Good Texts for Independent Study

[TimNguyen]

Hello.

I was wondeirng if anyone knew any good textbooks on Differential Geometry for independent study, at an undergraduate level. Thanks a bunch!

-Tim

 

[hypermorphism]

Start with Spivak's Calculus on Manifolds for a well-grounded introduction to the calculus of tensors and differential forms on manifolds. Note that there is not a single useless or wasted exercise in the entire book. All of them should be taken as part of the text. You can then use Spivak's "Comprehensive Introduction to Differential Geometry".

 

[mathwonk]

although spivaks comprehensive text is the best overall diff geom book out there, it is so loong you can get lost or bogged down.


you might try some easier books like Noel J Hicks, or do Carmo, or Ted Shifrin's notes availablef ree from his website at University of georgia first.

Spivak spends an entire thick book, vol 1, on foundations of diff manifolds, a bit of a heavy meal. then vol 2 is a fantastic intro to the curvature tensor, the heart of diff geom. then it just goes on from there.

so if you get bored in vol 1 just go on to vol 2 for the geometry and refer back to vol 2 for needed facts. of course you need the definition of a manifold and a tangent space but that's about all.

a very easy book to read on a closely related subject diff top, is by guillemin and pollack, and intended for undergrads.

 

[Doodle Bob]

If you have little geometric experience outside of high school geometry, then you might not want to start out with Spivak. Investigating 2- and 3-diml. differential geometry first, in order to build up some intuition particularly with regard to curvature, might be the best option... leaving small Spivak for, say, a senior thesis.

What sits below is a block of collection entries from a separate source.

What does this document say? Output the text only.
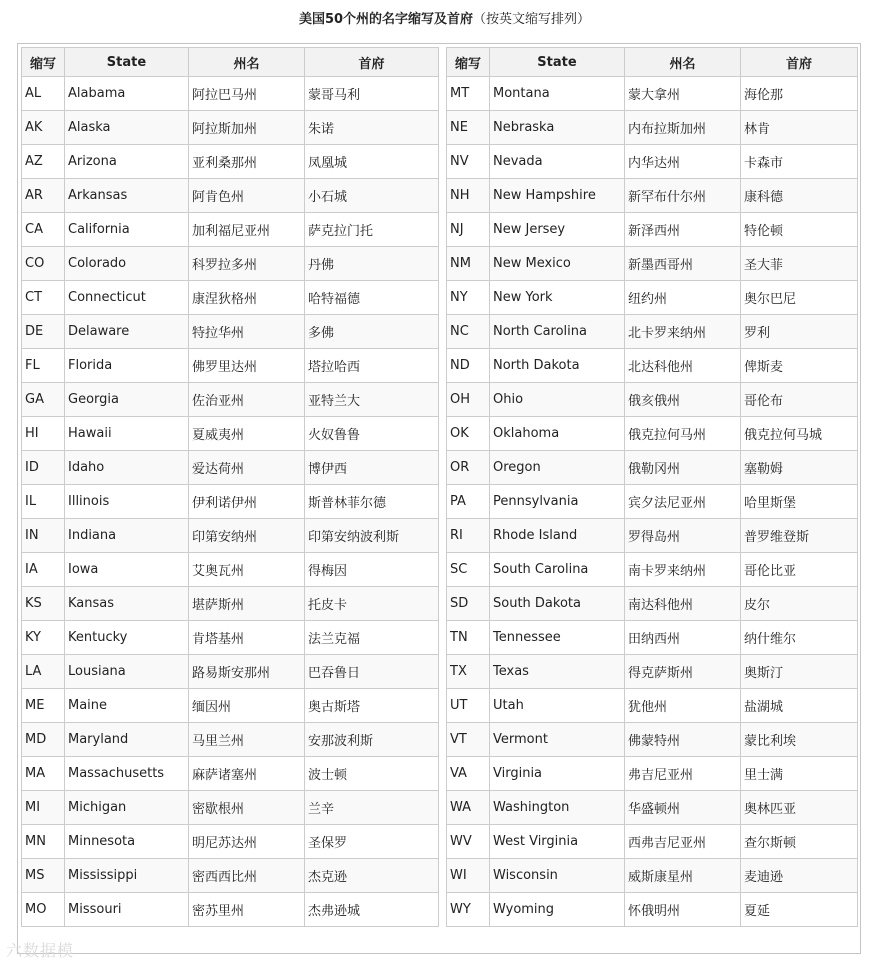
美国50个州的名字缩写及首府（按英文缩写排列）
缩写	State	州名	首府
AL	Alabama	阿拉巴马州	蒙哥马利
AK	Alaska	阿拉斯加州	朱诺
AZ	Arizona	亚利桑那州	凤凰城
AR	Arkansas	阿肯色州	小石城
CA	California	加利福尼亚州	萨克拉门托
CO	Colorado	科罗拉多州	丹佛
CT	Connecticut	康涅狄格州	哈特福德
DE	Delaware	特拉华州	多佛
FL	Florida	佛罗里达州	塔拉哈西
GA	Georgia	佐治亚州	亚特兰大
HI	Hawaii	夏威夷州	火奴鲁鲁
ID	Idaho	爱达荷州	博伊西
IL	Illinois	伊利诺伊州	斯普林菲尔德
IN	Indiana	印第安纳州	印第安纳波利斯
IA	Iowa	艾奥瓦州	得梅因
KS	Kansas	堪萨斯州	托皮卡
KY	Kentucky	肯塔基州	法兰克福
LA	Lousiana	路易斯安那州	巴吞鲁日
ME	Maine	缅因州	奥古斯塔
MD	Maryland	马里兰州	安那波利斯
MA	Massachusetts	麻萨诸塞州	波士顿
MI	Michigan	密歇根州	兰辛
MN	Minnesota	明尼苏达州	圣保罗
MS	Mississippi	密西西比州	杰克逊
MO	Missouri	密苏里州	杰弗逊城
缩写	State	州名	首府
MT	Montana	蒙大拿州	海伦那
NE	Nebraska	内布拉斯加州	林肯
NV	Nevada	内华达州	卡森市
NH	New Hampshire	新罕布什尔州	康科德
NJ	New Jersey	新泽西州	特伦顿
NM	New Mexico	新墨西哥州	圣大菲
NY	New York	纽约州	奥尔巴尼
NC	North Carolina	北卡罗来纳州	罗利
ND	North Dakota	北达科他州	俾斯麦
OH	Ohio	俄亥俄州	哥伦布
OK	Oklahoma	俄克拉何马州	俄克拉何马城
OR	Oregon	俄勒冈州	塞勒姆
PA	Pennsylvania	宾夕法尼亚州	哈里斯堡
RI	Rhode Island	罗得岛州	普罗维登斯
SC	South Carolina	南卡罗来纳州	哥伦比亚
SD	South Dakota	南达科他州	皮尔
TN	Tennessee	田纳西州	纳什维尔
TX	Texas	得克萨斯州	奥斯汀
UT	Utah	犹他州	盐湖城
VT	Vermont	佛蒙特州	蒙比利埃
VA	Virginia	弗吉尼亚州	里士满
WA	Washington	华盛顿州	奥林匹亚
WV	West Virginia	西弗吉尼亚州	查尔斯顿
WI	Wisconsin	威斯康星州	麦迪逊
WY	Wyoming	怀俄明州	夏延
六数据模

Thus, I would recommend John Oprea's Differential Geometry, Millman and Parker's text (Elements of Differential Geometry, I think), and/or Do Carmo's book on the geometry of curves and surfaces.

 

[mathwonk]

well of course it depends on how strong the student is. I taught from little spivak in my senior level advanced calc course as a Pre PhD teacher at a small regional school 30 years ago, and it was too strong for the weaker ones and excellent for the strongest one. Our own state university uses it for junior level math majors and it works about right there. At Harvard they often start out strong sophomores and freshmen on much harder stuff.

So shop around among these recommendations for the one that lights your fire without scorching you.

 

[yukcream]

although spivaks comprehensive text is the best overall diff geom book out there, it is so loong you can get lost or bogged down.


you might try some easier books like Noel J Hicks, or do Carmo, or Ted Shifrin's notes availablef ree from his website at University of georgia first.

Spivak spends an entire thick book, vol 1, on foundations of diff manifolds, a bit of a heavy meal. then vol 2 is a fantastic intro to the curvature tensor, the heart of diff geom. then it just goes on from there.

so if you get bored in vol 1 just go on to vol 2 for the geometry and refer back to vol 2 for needed facts. of course you need the definition of a manifold and a tangent space but that's about all.

a very easy book to read on a closely related subject diff top, is by guillemin and pollack, and intended for undergrads.

Could you please give me the website for the note?

 

[mathwonk]

http://www.math.uga.edu/~shifrin/

 

[Ruslan_Sharipov]

Course of differential geometry http://arxiv.org/abs/math.HO/0412421

 

[Tzar]

Flanders has a good book on diff G. My teacher tought me from it, I was pleased with its quality.